Japanese woman says fate has ordained that she loves and helps orphaned and disabled children in the central city of Da Nang
Midori Takeuchi teaches customers how to make handicrafts at the Sakura Friends Café in the central city of Da Nang. The Japanese woman has been engaged in charitable work in Vietnam since 1995. / PHOTO: AN DY
Over the past 18 years, Midori Takeuchi has been busy living up to her name, which means “green” – the color of hope – in Japanese.
She has nurtured and helped realize the aspirations of orphans and disadvantaged children at Da Nang’s children welfare center, the Village of Hope, for a better life.
She teaches them to make handicrafts, has opened a café for them to work, and gives them a place to call home.
The 67-year-old woman said her bond with the children was forged in 1995 when a Japanese women association called FEMIN became a sponsor for the center.

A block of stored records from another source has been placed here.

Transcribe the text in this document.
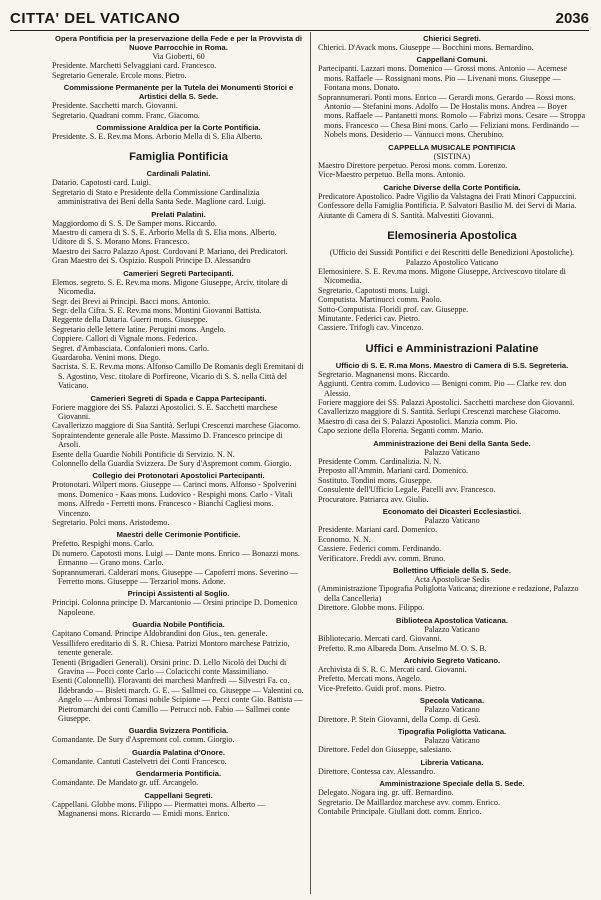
CITTA' DEL VATICANO	2036
Opera Pontificia per la preservazione della Fede e per la Provvista di Nuove Parrocchie in Roma.
Via Gioberti, 60
Presidente. Marchetti Selvaggiani card. Francesco.
Segretario Generale. Ercole mons. Pietro.
Commissione Permanente per la Tutela dei Monumenti Storici e Artistici della S. Sede.
Presidente. Sacchetti march. Giovanni.
Segretario. Quadrani comm. Franc. Giacomo.
Commissione Araldica per la Corte Pontificia.
Presidente. S. E. Rev.ma Mons. Arborio Mella di S. Elia Alberto.
Famiglia Pontificia
Cardinali Palatini.
Datario. Capotosti card. Luigi.
Segretario di Stato e Presidente della Commissione Cardinalizia amministrativa dei Beni della Santa Sede. Maglione card. Luigi.
Prelati Palatini.
Maggiordomo di S. S. De Samper mons. Riccardo.
Maestro di camera di S. S. E. Arborio Mella di S. Elia mons. Alberto.
Uditore di S. S. Morano Mons. Francesco.
Maestro dei Sacro Palazzo Apost. Cordovani P. Mariano, dei Predicatori.
Gran Maestro dei S. Ospizio. Ruspoli Principe D. Alessandro
Camerieri Segreti Partecipanti.
Elemos. segreto. S. E. Rev.ma mons. Migone Giuseppe, Arciv. titolare di Nicomedia.
Segr. dei Brevi ai Principi. Bacci mons. Antonio.
Segr. della Cifra. S. E. Rev.ma mons. Montini Giovanni Battista.
Reggente della Dataria. Guerri mons. Giuseppe.
Segretario delle lettere latine. Perugini mons. Angelo.
Coppiere. Callori di Vignale mons. Federico.
Segret. d'Ambasciata. Confalonieri mons. Carlo.
Guardaroba. Venini mons. Diego.
Sacrista. S. E. Rev.ma mons. Alfonso Camillo De Romanis degli Eremitani di S. Agostino, Vesc. titolare di Porfireone, Vicario di S. S. nella Città del Vaticano.
Camerieri Segreti di Spada e Cappa Partecipanti.
Foriere maggiore dei SS. Palazzi Apostolici. S. E. Sacchetti marchese Giovanni.
Cavallerizzo maggiore di Sua Santità. Serlupi Crescenzi marchese Giacomo.
Sopraintendente generale alle Poste. Massimo D. Francesco principe di Arsoli.
Esente della Guardie Nobili Pontificie di Servizio. N. N.
Colonnello della Guardia Svizzera. De Sury d'Aspremont comm. Giorgio.
Collegio dei Protonotari Apostolici Partecipanti.
Protonotari. Wilpert mons. Giuseppe — Carinci mons. Alfonso - Spolverini mons. Domenico - Kaas mons. Ludovico - Respighi mons. Carlo - Vitali mons. Alfredo - Ferretti mons. Francesco - Bianchi Cagliesi mons. Vincenzo.
Segretario. Polci mons. Aristodemo.
Maestri delle Cerimonie Pontificie.
Prefetto. Respighi mons. Carlo.
Di numero. Capotosti mons. Luigi — Dante mons. Enrico — Bonazzi mons. Ermanno — Grano mons. Carlo.
Soprannumerari. Calderari mons. Giuseppe — Capoferri mons. Severino — Ferretto mons. Giuseppe — Terzariol mons. Adone.
Principi Assistenti al Soglio.
Principi. Colonna principe D. Marcantonio — Orsini principe D. Domenico Napoleone.
Guardia Nobile Pontificia.
Capitano Comand. Principe Aldobrandini don Gius., ten. generale.
Vessillifero ereditario di S. R. Chiesa. Patrizi Montoro marchese Patrizio, tenente generale.
Tenenti (Brigadieri Generali). Orsini princ. D. Lello Nicolò dei Duchi di Gravina — Pocci conte Carlo — Colacicchi conte Massimiliano.
Esenti (Colonnelli). Floravanti dei marchesi Manfredi — Silvestri Fa. co. Ildebrando — Bisleti march. G. E. — Sallmei co. Giuseppe — Valentini co. Angelo — Ambrosi Tomasi nobile Scipione — Pecci conte Gio. Battista — Pietromarchi dei conti Camillo — Petrucci nob. Fabio — Sallmei conte Giuseppe.
Guardia Svizzera Pontificia.
Comandante. De Sury d'Aspremont col. comm. Giorgio.
Guardia Palatina d'Onore.
Comandante. Cantuti Castelvetri dei Conti Francesco.
Gendarmeria Pontificia.
Comandante. De Mandato gr. uff. Arcangelo.
Cappellani Segreti.
Cappellani. Globbe mons. Filippo — Piermattei mons. Alberto — Magnanensi mons. Riccardo — Emidi mons. Enrico.
Chierici Segreti.
Chierici. D'Avack mons. Giuseppe — Bocchini mons. Bernardino.
Cappellani Comuni.
Partecipanti. Lazzari mons. Domenico — Grossi mons. Antonio — Acernese mons. Raffaele — Rossignani mons. Pio — Livenani mons. Giuseppe — Fontana mons. Donato.
Soprannumerari. Ponti mons. Enrico — Gerardi mons. Gerardo — Rossi mons. Antonio — Stefanini mons. Adolfo — De Hostalis mons. Andrea — Boyer mons. Raffaele — Pantanetti mons. Romolo — Fabrizi mons. Cesare — Stroppa mons. Francesco — Chesa Bini mons. Carlo — Feliziani mons. Ferdinando — Nobels mons. Desiderio — Vannucci mons. Cherubino.
CAPPELLA MUSICALE PONTIFICIA
(SISTINA)
Maestro Direttore perpetuo. Perosi mons. comm. Lorenzo.
Vice-Maestro perpetuo. Bella mons. Antonio.
Cariche Diverse della Corte Pontificia.
Predicatore Apostolico. Padre Vigilio da Valstagna dei Frati Minori Cappuccini.
Confessore della Famiglia Pontificia. P. Salvatori Basilio M. dei Servi di Maria.
Aiutante di Camera di S. Santità. Malvestiti Giovanni.
Elemosineria Apostolica
(Ufficio dei Sussidi Pontifici e dei Rescritti delle Benedizioni Apostoliche).
Palazzo Apostolico Vaticano
Elemosiniere. S. E. Rev.ma mons. Migone Giuseppe, Arcivescovo titolare di Nicomedia.
Segretario. Capotosti mons. Luigi.
Computista. Martinucci comm. Paolo.
Sotto-Computista. Floridi prof. cav. Giuseppe.
Minutante. Federici cav. Pietro.
Cassiere. Trifogli cav. Vincenzo.
Uffici e Amministrazioni Palatine
Ufficio di S. E. R.ma Mons. Maestro di Camera di S.S. Segreteria.
Segretario. Magnanensi mons. Riccardo.
Aggiunti. Centra comm. Ludovico — Benigni comm. Pio — Clarke rev. don Alessio.
Foriere maggiore dei SS. Palazzi Apostolici. Sacchetti marchese don Giovanni.
Cavallerizzo maggiore di S. Santità. Serlupi Crescenzi marchese Giacomo.
Maestro di casa dei S. Palazzi Apostolici. Manzia comm. Pio.
Capo sezione della Floreria. Seganti comm. Mario.
Amministrazione dei Beni della Santa Sede.
Palazzo Vaticano
Presidente Comm. Cardinalizia. N. N.
Preposto all'Ammin. Mariani card. Domenico.
Sostituto. Tondini mons. Giuseppe.
Consulente dell'Ufficio Legale. Pacelli avv. Francesco.
Procuratore. Patriarca avv. Giulio.
Economato dei Dicasteri Ecclesiastici.
Palazzo Vaticano
Presidente. Mariani card. Domenico.
Economo. N. N.
Cassiere. Federici comm. Ferdinando.
Verificatore. Freddi avv. comm. Bruno.
Bollettino Ufficiale della S. Sede.
Acta Apostolicae Sedis
(Amministrazione Tipografia Poliglotta Vaticana; direzione e redazione, Palazzo della Cancelleria)
Direttore. Globbe mons. Filippo.
Biblioteca Apostolica Vaticana.
Palazzo Vaticano
Bibliotecario. Mercati card. Giovanni.
Prefetto. R.mo Albareda Dom. Anselmo M. O. S. B.
Archivio Segreto Vaticano.
Archivista di S. R. C. Mercati card. Giovanni.
Prefetto. Mercati mons. Angelo.
Vice-Prefetto. Guidi prof. mons. Pietro.
Specola Vaticana.
Palazzo Vaticano
Direttore. P. Stein Giovanni, della Comp. di Gesù.
Tipografia Poliglotta Vaticana.
Palazzo Vaticano
Direttore. Fedel don Giuseppe, salesiano.
Libreria Vaticana.
Direttore. Contessa cav. Alessandro.
Amministrazione Speciale della S. Sede.
Delegato. Nogara ing. gr. uff. Bernardino.
Segretario. De Maillardoz marchese avv. comm. Enrico.
Contabile Principale. Giullani dott. comm. Enrico.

The association, where she is a member, was then responding to a call by Le Ly, a Vietnamese woman who was active in charities in Japan, for helping children in her native country.
Ly recommended that association members visit Da Nang, her hometown, and choose a children’s welfare center there to help.

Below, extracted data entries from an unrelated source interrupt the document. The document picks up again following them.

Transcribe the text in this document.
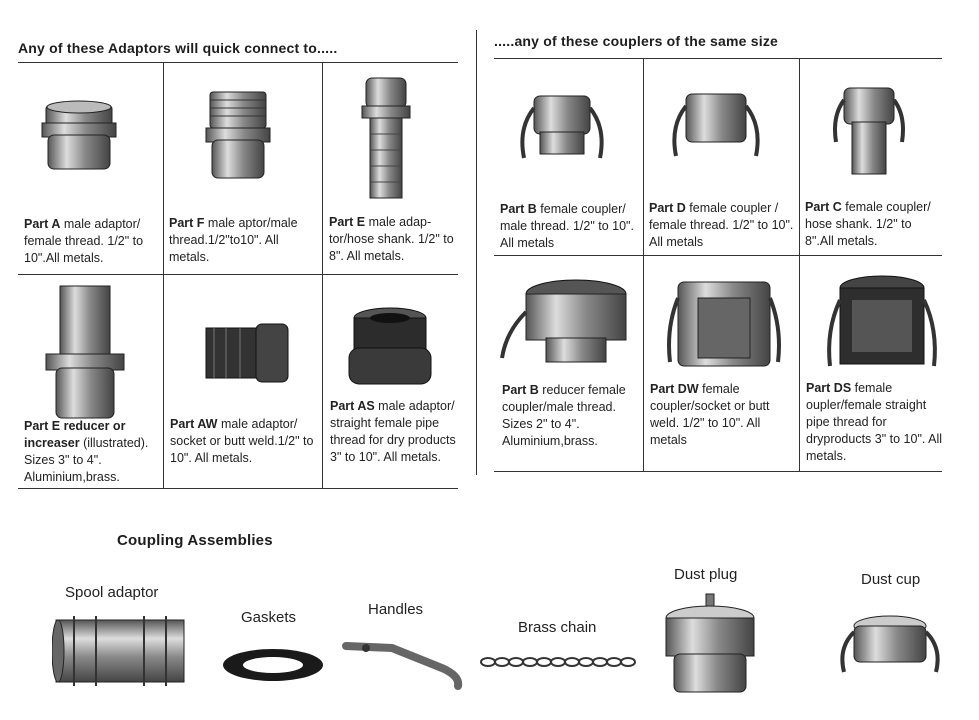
Any of these Adaptors will quick connect to.....	.....any of these couplers of the same size
Part A male adaptor/ female thread. 1/2" to 10".All metals.
Part F male aptor/male thread.1/2"to10". All metals.
Part E male adap-tor/hose shank. 1/2" to 8". All metals.
Part E reducer or increaser (illustrated). Sizes 3" to 4". Aluminium,brass.
Part AW male adaptor/ socket or butt weld.1/2" to 10". All metals.
Part AS male adaptor/ straight female pipe thread for dry products 3" to 10". All metals.
Part B female coupler/ male thread. 1/2" to 10". All metals
Part D female coupler / female thread. 1/2" to 10". All metals
Part C female coupler/ hose shank. 1/2" to 8".All metals.
Part B reducer female coupler/male thread. Sizes 2" to 4". Aluminium,brass.
Part DW female coupler/socket or butt weld. 1/2" to 10". All metals
Part DS female oupler/female straight pipe thread for dryproducts 3" to 10". All metals.
Coupling Assemblies
Spool adaptor
Gaskets	Handles
Brass chain
Dust plug	Dust cup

“When we visited the Village of Hope, the children were very cute,” Takeuchi said.
Since then FEMIN has sent not only funds to the center, but also its members to establish relationships with the kids.
Takeuchi herself even stayed for a whole year in Da Nang in 2006, and made many more trips after that, although she has her own family – husband living in Tokyo and son in Shanghai.
She lives in Vietnam so often that she has become friends with her neighbors who taught her to speak Vietnamese, cook local food, and accompanied her on travel trips.
Takeuchi said that as a person who has experienced post-war hardship in Japan, she could feel the pains and losses that Vietnam suffered after the Vietnam War ended in 1975.
“I wanted to do something to help Vietnam.”
In 2011, together with some members of FEMIN and the Japan-Vietnam Friendship Group, including her husband, she founded Sakura Friends Café to give the children a place to work after graduating from the village when they are 18.
At the café, which is designed in Japanese style and serves Japanese foods and drinks, classes are held on Japanese and Vietnamese culture, and the kids are taught how to cook and work as waiters and waitresses. Once they gain enough expertise and experience, they are introduced to other places.
Takeuchi and her partners also opened a sewing factory, Art Sakura, where children with disabilities are taught make Japanese handicrafts like dolls and decorations. The products are taken to Japan and sold to raise funds for the group’s activities in Vietnam.
Takeuchi said six founders take turns every three months to manage the café and the factory. When they return to Japan, they buy more materials for the businesses.
Besides providing vocational training, they have also sent many children to local universities and schools in Japan.
Le Thi Ngoc, who was admitted to the village when she was seven years old, said thanks to Takeuchi’s encouragement and support, she was able to study at the College of Commerce. Since her graduation, Ngoc has worked at the café temporarily while looking for a job.
“When we were at the village, we received both physical and spiritual support. When we left the village, we were helped in finding a job,” Ngoc said, expressing her gratitude to Takeuchi and her partners.
Even as she helps children study and get jobs, the most important thing that the Japanese woman does is to give them a family. She rents a house where she lives with children who cannot find or cannot afford to rent a room.
“Living and working with Takeuchi, we have learned many things, especially how to live responsibly with ourselves and surrounding people, and how to work with seriousness and sincerity, whatever the job is,” Ngoc said.
Takeuchi said many people have asked her and her partners why they did not help needy Japanese instead.
“It is simply fate. We were fated to help children at the Village of Hope. When you see a community that really needs you, you cannot, or rather do not want to, leave them.
“My job is to do things for the community, so it does not matter whether it is in Japan or Vietnam.”
However, the Japanese woman said she is not so sure about why she has such a strong, prolonged attachment to the Vietnamese kids.
“When I first came to the village, I did not think that my connections to the kids will last that long. But seeing them grow up, I know that I can’t leave them.”